08 julho 2014 | 13:08

Não bastasse o desembarque de aliados da campanha, o candidato do PT ao governo paulista, Alexandre Padilha, ainda terá que lidar com decisão da Justiça de São Paulo que, em caráter provisório, anulou a convenção estadual do partido, segundo informou a Folha de S. Paulo.
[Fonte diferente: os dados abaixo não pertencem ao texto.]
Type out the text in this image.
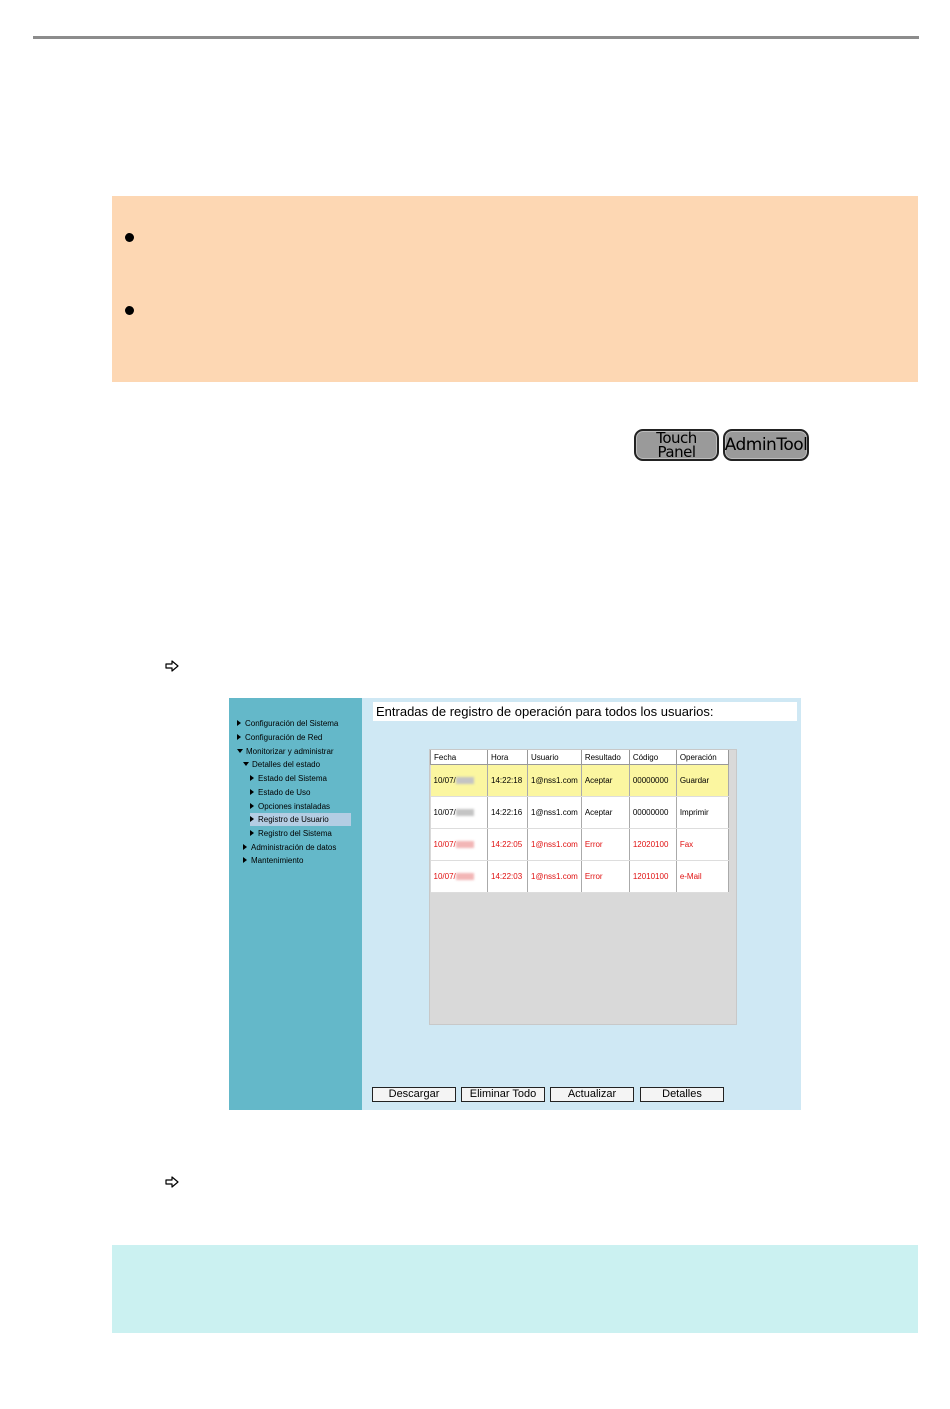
Touch
Panel	AdminTool
Configuración del Sistema
Configuración de Red
Monitorizar y administrar
Detalles del estado
Estado del Sistema
Estado de Uso
Opciones instaladas
Registro de Usuario
Registro del Sistema
Administración de datos
Mantenimiento
Entradas de registro de operación para todos los usuarios:
Fecha	Hora	Usuario	Resultado	Código	Operación
10/07/	14:22:18	1@nss1.com	Aceptar	00000000	Guardar
10/07/	14:22:16	1@nss1.com	Aceptar	00000000	Imprimir
10/07/	14:22:05	1@nss1.com	Error	12020100	Fax
10/07/	14:22:03	1@nss1.com	Error	12010100	e-Mail
Descargar	Eliminar Todo	Actualizar	Detalles
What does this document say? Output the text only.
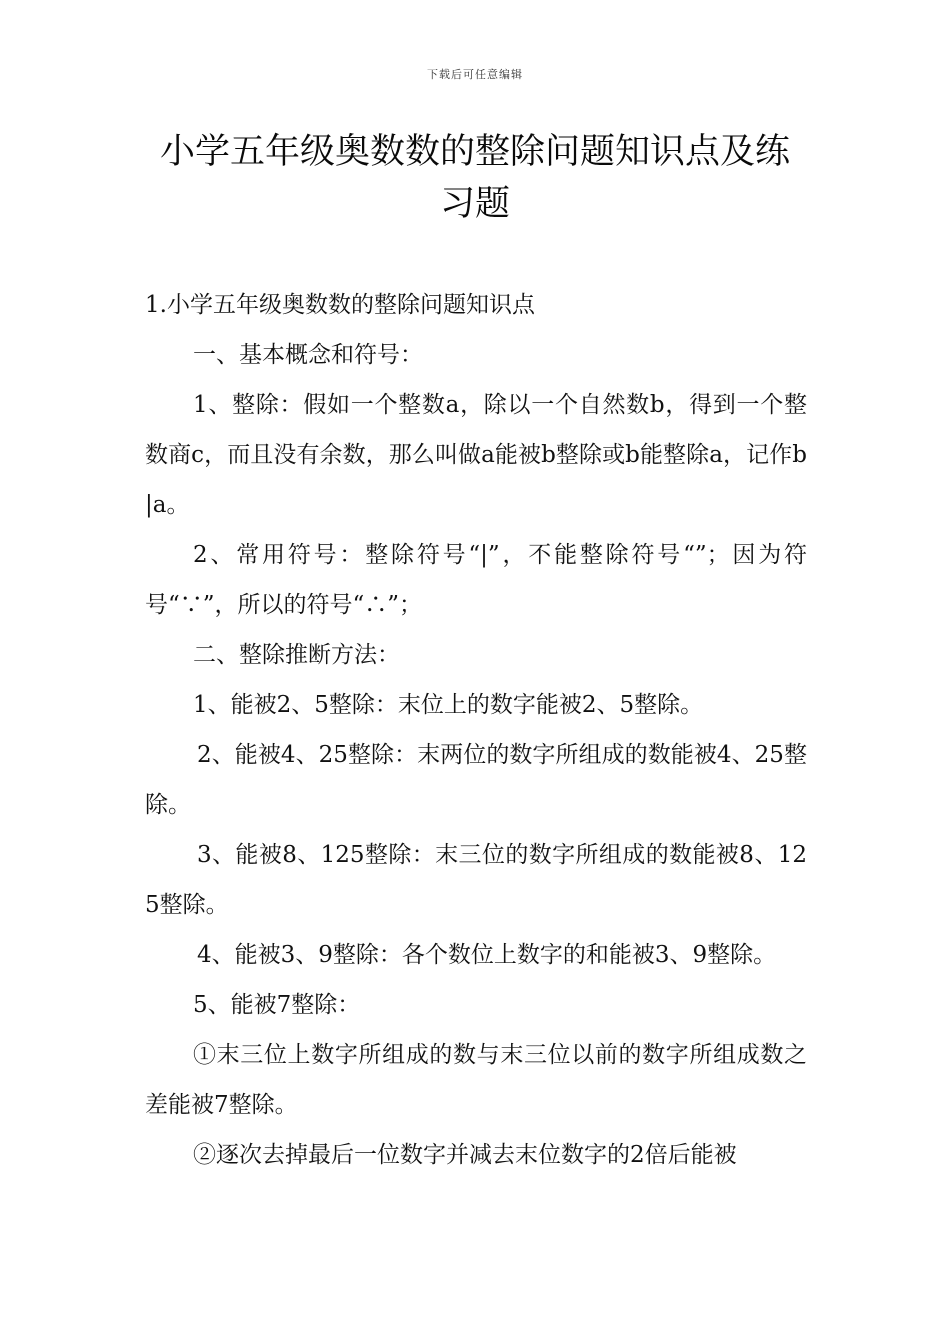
下载后可任意编辑
小学五年级奥数数的整除问题知识点及练习题

1.小学五年级奥数数的整除问题知识点

一、基本概念和符号：

1、整除：假如一个整数a，除以一个自然数b，得到一个整数商c，而且没有余数，那么叫做a能被b整除或b能整除a，记作b|a。

2、常用符号：整除符号“|”，不能整除符号“”；因为符号“∵”，所以的符号“∴”；

二、整除推断方法：

1、能被2、5整除：末位上的数字能被2、5整除。

2、能被4、25整除：末两位的数字所组成的数能被4、25整除。

3、能被8、125整除：末三位的数字所组成的数能被8、125整除。

4、能被3、9整除：各个数位上数字的和能被3、9整除。

5、能被7整除：

①末三位上数字所组成的数与末三位以前的数字所组成数之差能被7整除。

②逐次去掉最后一位数字并减去末位数字的2倍后能被
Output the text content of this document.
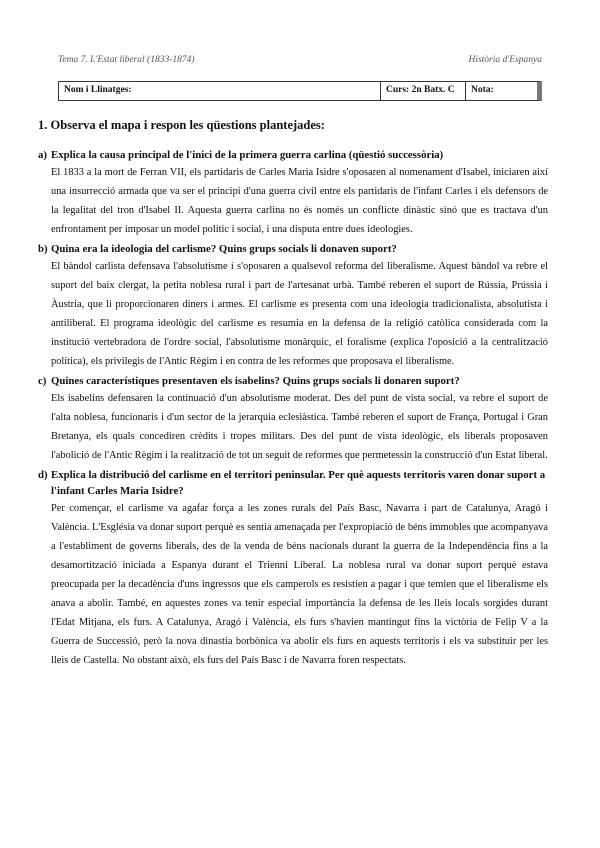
Tema 7. L'Estat liberal (1833-1874)	Història d'Espanya
Nom i Llinatges:	Curs: 2n Batx. C	Nota:

1. Observa el mapa i respon les qüestions plantejades:

a) Explica la causa principal de l'inici de la primera guerra carlina (qüestió successòria)

El 1833 a la mort de Ferran VII, els partidaris de Carles Maria Isidre s'oposaren al nomenament d'Isabel, iniciaren així una insurrecció armada que va ser el principi d'una guerra civil entre els partidaris de l'infant Carles i els defensors de la legalitat del tron d'Isabel II. Aquesta guerra carlina no és només un conflicte dinàstic sinó que es tractava d'un enfrontament per imposar un model polític i social, i una disputa entre dues ideologies.

b) Quina era la ideologia del carlisme? Quins grups socials li donaven suport?

El bàndol carlista defensava l'absolutisme i s'oposaren a qualsevol reforma del liberalisme. Aquest bàndol va rebre el suport del baix clergat, la petita noblesa rural i part de l'artesanat urbà. També reberen el suport de Rússia, Prússia i Àustria, que li proporcionaren diners i armes. El carlisme es presenta com una ideologia tradicionalista, absolutista i antiliberal. El programa ideològic del carlisme es resumia en la defensa de la religió catòlica considerada com la institució vertebradora de l'ordre social, l'absolutisme monàrquic, el foralisme (explica l'oposició a la centralització política), els privilegis de l'Antic Règim i en contra de les reformes que proposava el liberalisme.

c) Quines característiques presentaven els isabelins? Quins grups socials li donaren suport?

Els isabelins defensaren la continuació d'un absolutisme moderat. Des del punt de vista social, va rebre el suport de l'alta noblesa, funcionaris i d'un sector de la jerarquia eclesiàstica. També reberen el suport de França, Portugal i Gran Bretanya, els quals concediren crèdits i tropes militars. Des del punt de vista ideològic, els liberals proposaven l'abolició de l'Antic Règim i la realització de tot un seguit de reformes que permetessin la construcció d'un Estat liberal.

d) Explica la distribució del carlisme en el territori peninsular. Per què aquests territoris varen donar suport a l'infant Carles Maria Isidre?

Per començar, el carlisme va agafar força a les zones rurals del País Basc, Navarra i part de Catalunya, Aragó i València. L'Església va donar suport perquè es sentia amenaçada per l'expropiació de béns immobles que acompanyava a l'establiment de governs liberals, des de la venda de béns nacionals durant la guerra de la Independència fins a la desamortització iniciada a Espanya durant el Trienni Liberal. La noblesa rural va donar suport perquè estava preocupada per la decadència d'uns ingressos que els camperols es resistien a pagar i que temien que el liberalisme els anava a abolir. També, en aquestes zones va tenir especial importància la defensa de les lleis locals sorgides durant l'Edat Mitjana, els furs. A Catalunya, Aragó i València, els furs s'havien mantingut fins la victòria de Felip V a la Guerra de Successió, però la nova dinastia borbònica va abolir els furs en aquests territoris i els va substituir per les lleis de Castella. No obstant això, els furs del País Basc i de Navarra foren respectats.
A decisão da Justiça, que pode ser revertida, ocorreu em resposta a ação movida pelo deputado estadual Luiz Moura, que foi suspenso pelo PT em junho, ficando sem registro partidário para disputar a reeleição.

O PT aplicou a sanção depois de se tornar pública a participação de Moura em reunião com perueiros, aos quais é ligado e na qual estavam integrantes do PCC. Quando a história surgiu, no meio da pré-campanha de Padilha, o PT correu para colocar na rua uma operação de redução de danos e evitar que o caso atingisse a imagem do partido e do candidato.
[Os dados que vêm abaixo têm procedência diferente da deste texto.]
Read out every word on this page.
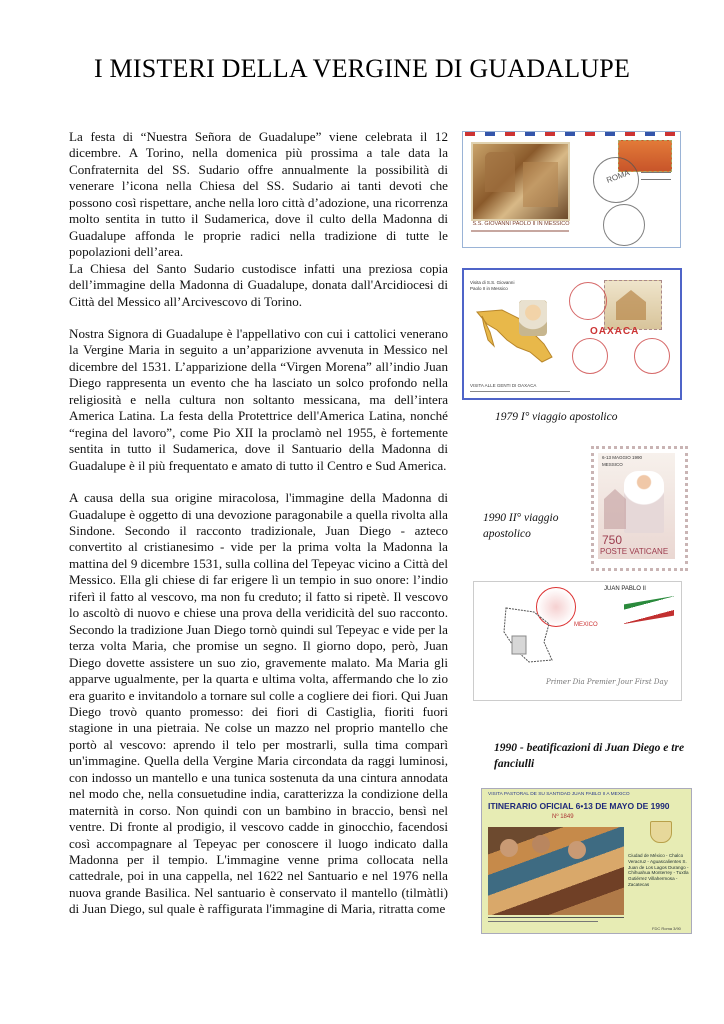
I MISTERI DELLA VERGINE DI GUADALUPE

La festa di “Nuestra Señora de Guadalupe” viene celebrata il 12 dicembre. A Torino, nella domenica più prossima a tale data la Confraternita del SS. Sudario offre annualmente la possibilità di venerare l’icona nella Chiesa del SS. Sudario ai tanti devoti che possono così rispettare, anche nella loro città d’adozione, una ricorrenza molto sentita in tutto il Sudamerica, dove il culto della Madonna di Guadalupe affonda le proprie radici nella tradizione di tutte le popolazioni dell’area.

La Chiesa del Santo Sudario custodisce infatti una preziosa copia dell’immagine della Madonna di Guadalupe, donata dall'Arcidiocesi di Città del Messico all’Arcivescovo di Torino.

Nostra Signora di Guadalupe è l'appellativo con cui i cattolici venerano la Vergine Maria in seguito a un’apparizione avvenuta in Messico nel dicembre del 1531. L’apparizione della “Virgen Morena” all’indio Juan Diego rappresenta un evento che ha lasciato un solco profondo nella religiosità e nella cultura non soltanto messicana, ma dell’intera America Latina. La festa della Protettrice dell'America Latina, nonché “regina del lavoro”, come Pio XII la proclamò nel 1955, è fortemente sentita in tutto il Sudamerica, dove il Santuario della Madonna di Guadalupe è il più frequentato e amato di tutto il Centro e Sud America.

A causa della sua origine miracolosa, l'immagine della Madonna di Guadalupe è oggetto di una devozione paragonabile a quella rivolta alla Sindone. Secondo il racconto tradizionale, Juan Diego - azteco convertito al cristianesimo - vide per la prima volta la Madonna la mattina del 9 dicembre 1531, sulla collina del Tepeyac vicino a Città del Messico. Ella gli chiese di far erigere lì un tempio in suo onore: l’indio riferì il fatto al vescovo, ma non fu creduto; il fatto si ripetè. Il vescovo lo ascoltò di nuovo e chiese una prova della veridicità del suo racconto. Secondo la tradizione Juan Diego tornò quindi sul Tepeyac e vide per la terza volta Maria, che promise un segno. Il giorno dopo, però, Juan Diego dovette assistere un suo zio, gravemente malato. Ma Maria gli apparve ugualmente, per la quarta e ultima volta, affermando che lo zio era guarito e invitandolo a tornare sul colle a cogliere dei fiori. Qui Juan Diego trovò quanto promesso: dei fiori di Castiglia, fioriti fuori stagione in una pietraia. Ne colse un mazzo nel proprio mantello che portò al vescovo: aprendo il telo per mostrarli, sulla tima comparì un'immagine. Quella della Vergine Maria circondata da raggi luminosi, con indosso un mantello e una tunica sostenuta da una cintura annodata nel modo che, nella consuetudine india, caratterizza la condizione della maternità in corso. Non quindi con un bambino in braccio, bensì nel ventre. Di fronte al prodigio, il vescovo cadde in ginocchio, facendosi così accompagnare al Tepeyac per conoscere il luogo indicato dalla Madonna per il tempio. L'immagine venne prima collocata nella cattedrale, poi in una cappella, nel 1622 nel Santuario e nel 1976 nella nuova grande Basilica. Nel santuario è conservato il mantello (tilmàtli) di Juan Diego, sul quale è raffigurata l'immagine di Maria, ritratta come

S.S. GIOVANNI PAOLO II IN MESSICO
ROMA
Visita di S.S. Giovanni Paolo II in Messico
OAXACA
VISITA ALLE GENTI DI OAXACA
1979 I° viaggio apostolico
6-13 MAGGIO 1990
MESSICO
750
POSTE VATICANE
1990 II° viaggio apostolico
JUAN PABLO II
MEXICO
Primer Dia Premier Jour First Day
1990 - beatificazioni di Juan Diego e tre fanciulli
VISITA PASTORAL DE SU SANTIDAD JUAN PABLO II A MEXICO
ITINERARIO OFICIAL 6•13 DE MAYO DE 1990
Nº 1849
Ciudad de México - Chalco Veracruz - Aguascalientes S. Juan de Los Lagos Durango - Chihuahua Monterrey - Tuxtla Gutiérrez Villahermosa - Zacatecas
FDC Roma 3/90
Não adiantou. O parlamentar, pelo que se viu, recorreu à Justiça e causa agora um estrago ainda maior para a campanha petista ao colocar em jogo o registro da candidatura de Padilha. Não só trouxe de volta a polêmica da qual o PT quer distância – o suposto envolvimento de um parlamentar do partido com o PCC – como ainda agregou um elemento novo, a questão da Justiça, que, se mantida, pode invalidar as candidaturas do partido no Estado.
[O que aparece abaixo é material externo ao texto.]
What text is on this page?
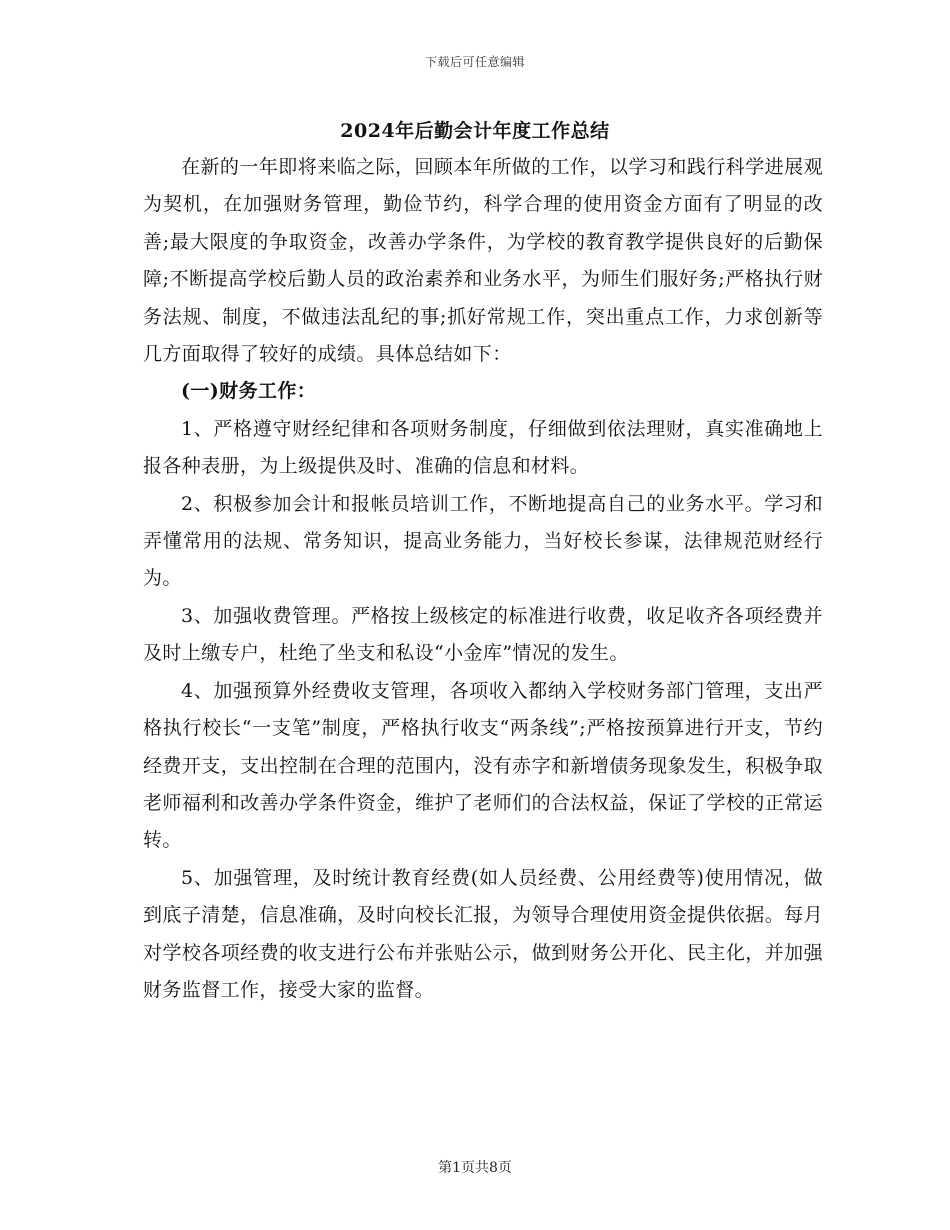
下载后可任意编辑
2024年后勤会计年度工作总结

在新的一年即将来临之际，回顾本年所做的工作，以学习和践行科学进展观为契机，在加强财务管理，勤俭节约，科学合理的使用资金方面有了明显的改善;最大限度的争取资金，改善办学条件，为学校的教育教学提供良好的后勤保障;不断提高学校后勤人员的政治素养和业务水平，为师生们服好务;严格执行财务法规、制度，不做违法乱纪的事;抓好常规工作，突出重点工作，力求创新等几方面取得了较好的成绩。具体总结如下：

(一)财务工作：

1、严格遵守财经纪律和各项财务制度，仔细做到依法理财，真实准确地上报各种表册，为上级提供及时、准确的信息和材料。

2、积极参加会计和报帐员培训工作，不断地提高自己的业务水平。学习和弄懂常用的法规、常务知识，提高业务能力，当好校长参谋，法律规范财经行为。

3、加强收费管理。严格按上级核定的标准进行收费，收足收齐各项经费并及时上缴专户，杜绝了坐支和私设“小金库”情况的发生。

4、加强预算外经费收支管理，各项收入都纳入学校财务部门管理，支出严格执行校长“一支笔”制度，严格执行收支“两条线”;严格按预算进行开支，节约经费开支，支出控制在合理的范围内，没有赤字和新增债务现象发生，积极争取老师福利和改善办学条件资金，维护了老师们的合法权益，保证了学校的正常运转。

5、加强管理，及时统计教育经费(如人员经费、公用经费等)使用情况，做到底子清楚，信息准确，及时向校长汇报，为领导合理使用资金提供依据。每月对学校各项经费的收支进行公布并张贴公示，做到财务公开化、民主化，并加强财务监督工作，接受大家的监督。

第1页共8页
A decisão da Justiça, mesmo que revista, tornou inútil o esforço do PT de estancar a polêmica do caso Moura. O partido sabe há muito tempo quem é Luiz Moura. Muito antes da história da reunião com o PCC vir a público, alguns líderes petistas admitiam nos bastidores que ele era “um cara complicado”, mas nada fizeram para questionar sua permanência no partido. O mantiveram por lá.

Para o PT, teria sido mais coerente – além de ter evitado o desgaste atual – se em 2006 tivesse negado a entrada de Moura na legenda ou se pronunciado quando o Estado revelou a biografia do parlamentar, em junho do ano passado - ele já foi condenado por assalto à mão armada e ficou anos foragido da Justiça.

Agora, tudo o que o PT não queria, que era deixar Padilha na defensiva tendo de falar sobre o assunto Moura, volta a assombrar. Pior ainda. Num momento em que a campanha perdeu o apoio de aliados, como o PP, e ainda não deslanchou nas pesquisas de intenção de voto.